The theory is that the person is your perfect mate. You can be happy with other people but no one is quite like this person. Your soul mate “fulfills your spirit,” as she says.
In theory soul mates should be together every lifetime, but over the centuries things get messed up. Schedules get out of sync. Boys get killed more often than girls. A couple of soul mates are born living next door to each other in Greece, but he falls off a horse and breaks his neck when he’s eighteen; she lives to be eighty. After he’s dead he’s reborn as a Roman gladiator, which makes her old enough to be his mother, as well as their now being quite far apart. So about a hundred years later the time evens out and they’re born living next door to each other again but the fathers have a falling out and won’t let the kids-in-love marry. Etc. Etc.

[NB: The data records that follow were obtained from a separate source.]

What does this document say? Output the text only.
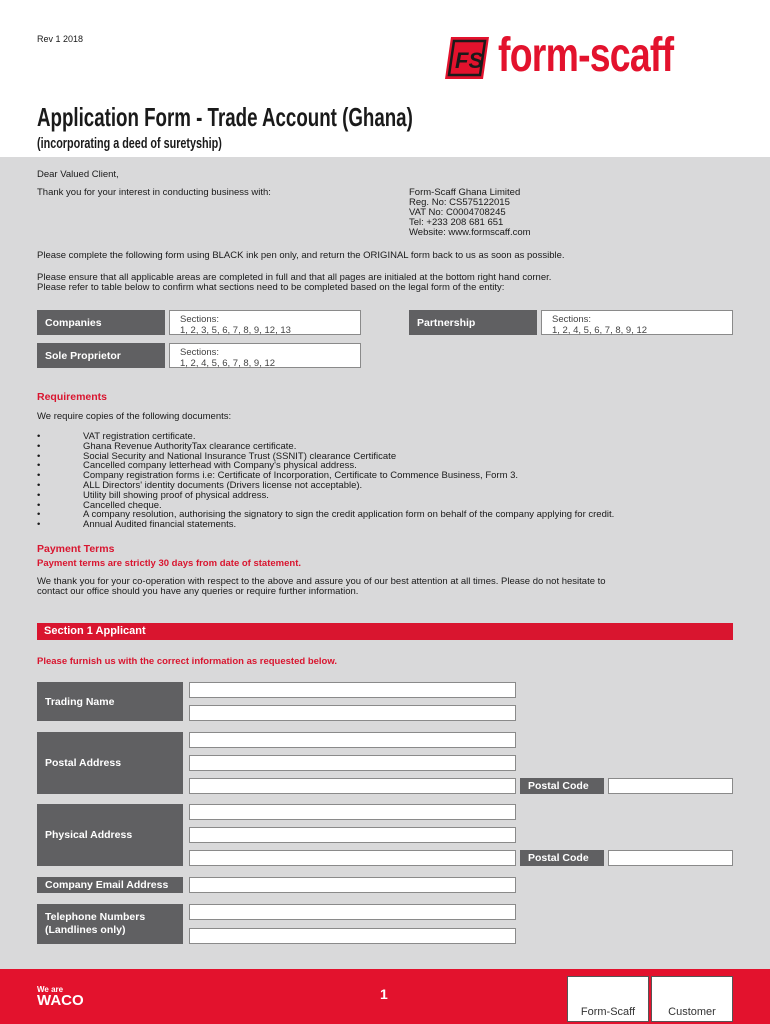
Rev 1 2018
FS form-scaff
Application Form - Trade Account (Ghana)
(incorporating a deed of suretyship)
Dear Valued Client,
Thank you for your interest in conducting business with:	Form-Scaff Ghana Limited
Reg. No: CS575122015
VAT No: C0004708245
Tel: +233 208 681 651
Website: www.formscaff.com
Please complete the following form using BLACK ink pen only, and return the ORIGINAL form back to us as soon as possible.
Please ensure that all applicable areas are completed in full and that all pages are initialed at the bottom right hand corner.
Please refer to table below to confirm what sections need to be completed based on the legal form of the entity:
Companies	Sections:
1, 2, 3, 5, 6, 7, 8, 9, 12, 13
Partnership	Sections:
1, 2, 4, 5, 6, 7, 8, 9, 12
Sole Proprietor	Sections:
1, 2, 4, 5, 6, 7, 8, 9, 12
Requirements
We require copies of the following documents:
• VAT registration certificate.
• Ghana Revenue AuthorityTax clearance certificate.
• Social Security and National Insurance Trust (SSNIT) clearance Certificate
• Cancelled company letterhead with Company's physical address.
• Company registration forms i.e: Certificate of Incorporation, Certificate to Commence Business, Form 3.
• ALL Directors' identity documents (Drivers license not acceptable).
• Utility bill showing proof of physical address.
• Cancelled cheque.
• A company resolution, authorising the signatory to sign the credit application form on behalf of the company applying for credit.
• Annual Audited financial statements.
Payment Terms
Payment terms are strictly 30 days from date of statement.
We thank you for your co-operation with respect to the above and assure you of our best attention at all times. Please do not hesitate to
contact our office should you have any queries or require further information.
Section 1 Applicant
Please furnish us with the correct information as requested below.
Trading Name
Postal Address
Postal Code
Physical Address
Postal Code
Company Email Address
Telephone Numbers
(Landlines only)
We are
WACO	1
Form-Scaff	Customer
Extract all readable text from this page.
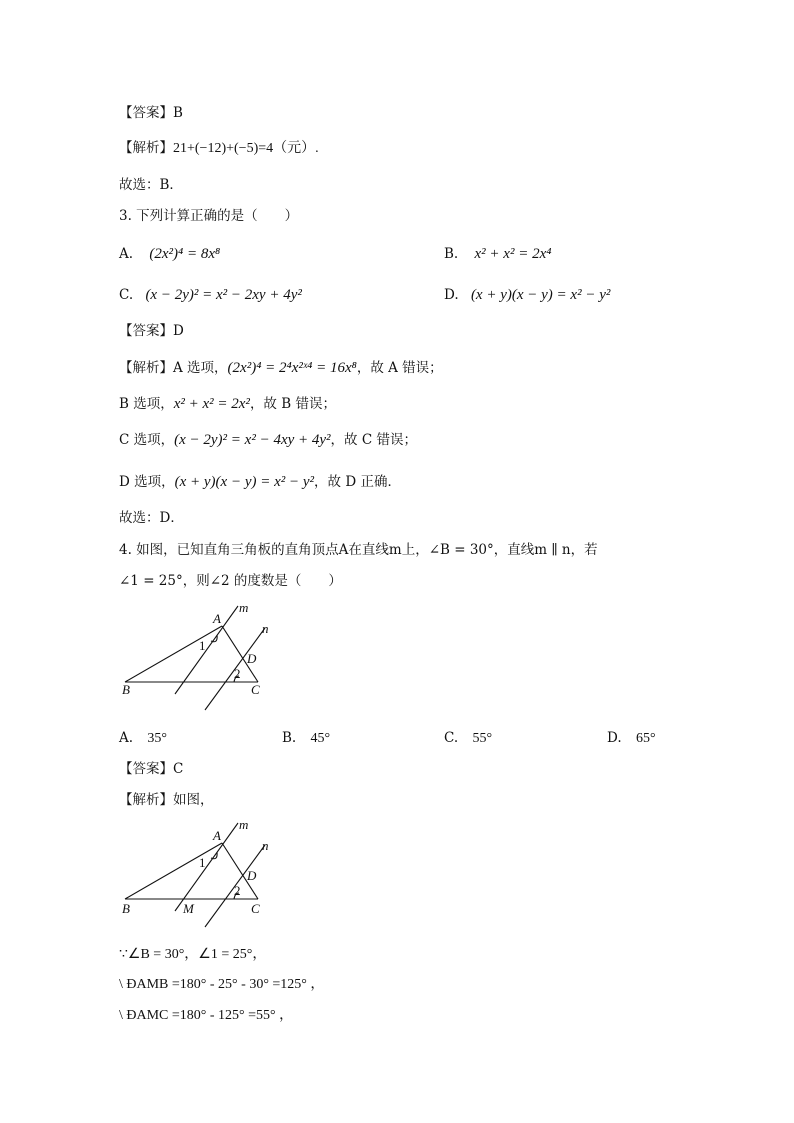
【答案】B
【解析】21+(−12)+(−5)=4（元）.
故选：B．
3. 下列计算正确的是（　　）
A. (2x²)⁴ = 8x⁸	B. x² + x² = 2x⁴
C. (x − 2y)² = x² − 2xy + 4y²	D. (x + y)(x − y) = x² − y²
【答案】D
【解析】A 选项，(2x²)⁴ = 2⁴x²ˣ⁴ = 16x⁸，故 A 错误；
B 选项，x² + x² = 2x²，故 B 错误；
C 选项，(x − 2y)² = x² − 4xy + 4y²，故 C 错误；
D 选项，(x + y)(x − y) = x² − y²，故 D 正确．
故选：D．
4. 如图，已知直角三角板的直角顶点A在直线m上，∠B = 30°，直线m ∥ n，若
∠1 = 25°，则∠2 的度数是（　　）
A
B	C
D
m
n
1
2
A. 35°	B. 45°	C. 55°	D. 65°
【答案】C
【解析】如图，
A
B	C
D
M
m
n
1
2
∵∠B = 30°，∠1 = 25°，
\ ÐAMB =180° - 25° - 30° =125° ，
\ ÐAMC =180° - 125° =55° ，
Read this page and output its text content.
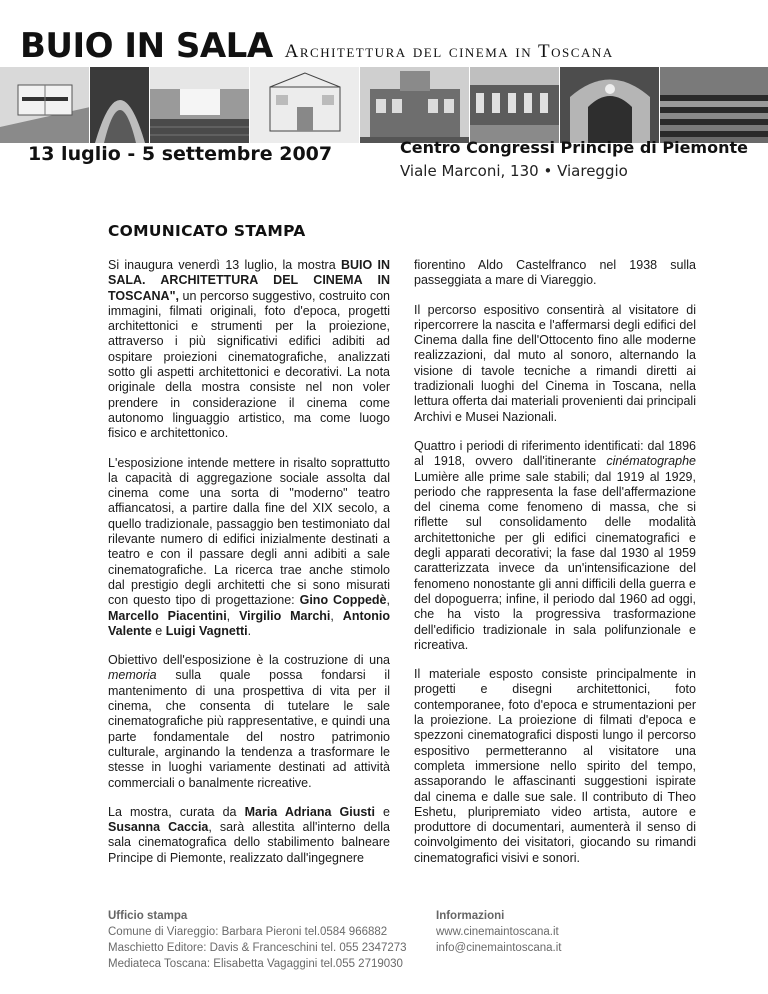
BUIO IN SALA Architettura del cinema in Toscana
13 luglio - 5 settembre 2007	Centro Congressi Principe di Piemonte
Viale Marconi, 130 • Viareggio
COMUNICATO STAMPA

Si inaugura venerdì 13 luglio, la mostra BUIO IN SALA. ARCHITETTURA DEL CINEMA IN TOSCANA", un percorso suggestivo, costruito con immagini, filmati originali, foto d'epoca, progetti architettonici e strumenti per la proiezione, attraverso i più significativi edifici adibiti ad ospitare proiezioni cinematografiche, analizzati sotto gli aspetti architettonici e decorativi. La nota originale della mostra consiste nel non voler prendere in considerazione il cinema come autonomo linguaggio artistico, ma come luogo fisico e architettonico.

L'esposizione intende mettere in risalto soprattutto la capacità di aggregazione sociale assolta dal cinema come una sorta di "moderno" teatro affiancatosi, a partire dalla fine del XIX secolo, a quello tradizionale, passaggio ben testimoniato dal rilevante numero di edifici inizialmente destinati a teatro e con il passare degli anni adibiti a sale cinematografiche. La ricerca trae anche stimolo dal prestigio degli architetti che si sono misurati con questo tipo di progettazione: Gino Coppedè, Marcello Piacentini, Virgilio Marchi, Antonio Valente e Luigi Vagnetti.

Obiettivo dell'esposizione è la costruzione di una memoria sulla quale possa fondarsi il mantenimento di una prospettiva di vita per il cinema, che consenta di tutelare le sale cinematografiche più rappresentative, e quindi una parte fondamentale del nostro patrimonio culturale, arginando la tendenza a trasformare le stesse in luoghi variamente destinati ad attività commerciali o banalmente ricreative.

La mostra, curata da Maria Adriana Giusti e Susanna Caccia, sarà allestita all'interno della sala cinematografica dello stabilimento balneare Principe di Piemonte, realizzato dall'ingegnere

fiorentino Aldo Castelfranco nel 1938 sulla passeggiata a mare di Viareggio.

Il percorso espositivo consentirà al visitatore di ripercorrere la nascita e l'affermarsi degli edifici del Cinema dalla fine dell'Ottocento fino alle moderne realizzazioni, dal muto al sonoro, alternando la visione di tavole tecniche a rimandi diretti ai tradizionali luoghi del Cinema in Toscana, nella lettura offerta dai materiali provenienti dai principali Archivi e Musei Nazionali.

Quattro i periodi di riferimento identificati: dal 1896 al 1918, ovvero dall'itinerante cinématographe Lumière alle prime sale stabili; dal 1919 al 1929, periodo che rappresenta la fase dell'affermazione del cinema come fenomeno di massa, che si riflette sul consolidamento delle modalità architettoniche per gli edifici cinematografici e degli apparati decorativi; la fase dal 1930 al 1959 caratterizzata invece da un'intensificazione del fenomeno nonostante gli anni difficili della guerra e del dopoguerra; infine, il periodo dal 1960 ad oggi, che ha visto la progressiva trasformazione dell'edificio tradizionale in sala polifunzionale e ricreativa.

Il materiale esposto consiste principalmente in progetti e disegni architettonici, foto contemporanee, foto d'epoca e strumentazioni per la proiezione. La proiezione di filmati d'epoca e spezzoni cinematografici disposti lungo il percorso espositivo permetteranno al visitatore una completa immersione nello spirito del tempo, assaporando le affascinanti suggestioni ispirate dal cinema e dalle sue sale. Il contributo di Theo Eshetu, pluripremiato video artista, autore e produttore di documentari, aumenterà il senso di coinvolgimento dei visitatori, giocando su rimandi cinematografici visivi e sonori.

Ufficio stampa
Comune di Viareggio: Barbara Pieroni tel.0584 966882
Maschietto Editore: Davis & Franceschini tel. 055 2347273
Mediateca Toscana: Elisabetta Vagaggini tel.055 2719030
Informazioni
www.cinemaintoscana.it
info@cinemaintoscana.it
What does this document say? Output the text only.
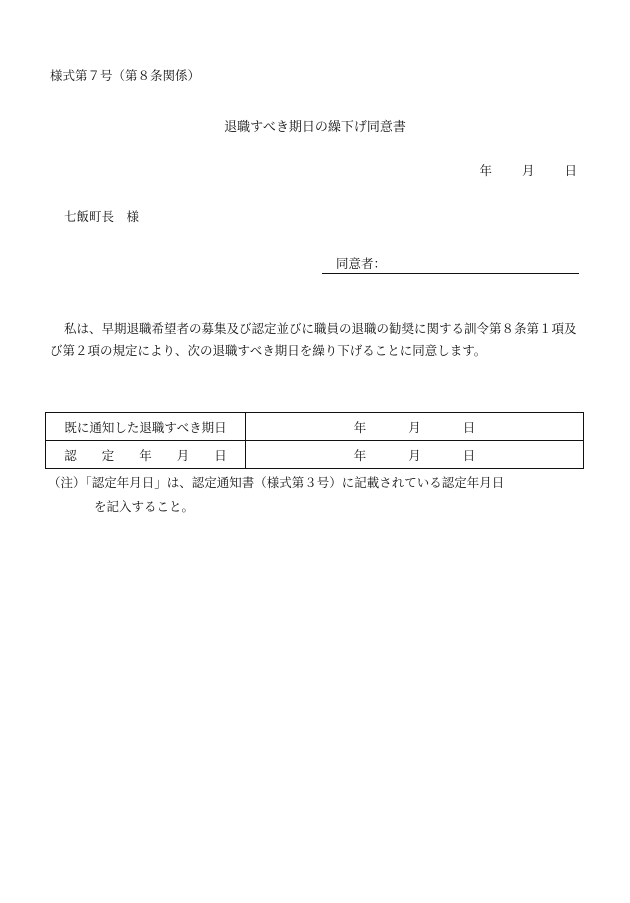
様式第７号（第８条関係）
退職すべき期日の繰下げ同意書
年 月 日
七飯町長　様
同意者：
私は、早期退職希望者の募集及び認定並びに職員の退職の勧奨に関する訓令第８条第１項及び第２項の規定により、次の退職すべき期日を繰り下げることに同意します。
既に通知した退職すべき期日	年 月 日
認　　定　　年　　月　　日	年 月 日
（注）「認定年月日」は、認定通知書（様式第３号）に記載されている認定年月日
を記入すること。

You can see how soul mates get separated. I have trouble coordinating my Filofax with friends, so I can’t imagine Heaven Control Center trying to get soul mates together over the centuries and around the world.
Considering the impossibility of all this, how do soul mates ever get together? It seems that being put with your other half is a great Gift from God. You have to: (1) ask for your soul mate; (2) deserve this person; (3) accept this person in whatever form he/she happens to be in at the moment.
Considering all this information, how do I personally come into this? According to Nora I have been praying to be given my soul mate for years. With a straight face I said, “Preferably gift wrapped in ribbon and left under the Christmas tree.”
It had taken Nora a while to get the hang of my sense of humor, but we were beginning to spend a great deal of time together. She says that people who come to her are very serious. Considering that people come to her after they’ve given up on therapists and suicide counselors, I could see why they wouldn’t be exactly a jolly little elf.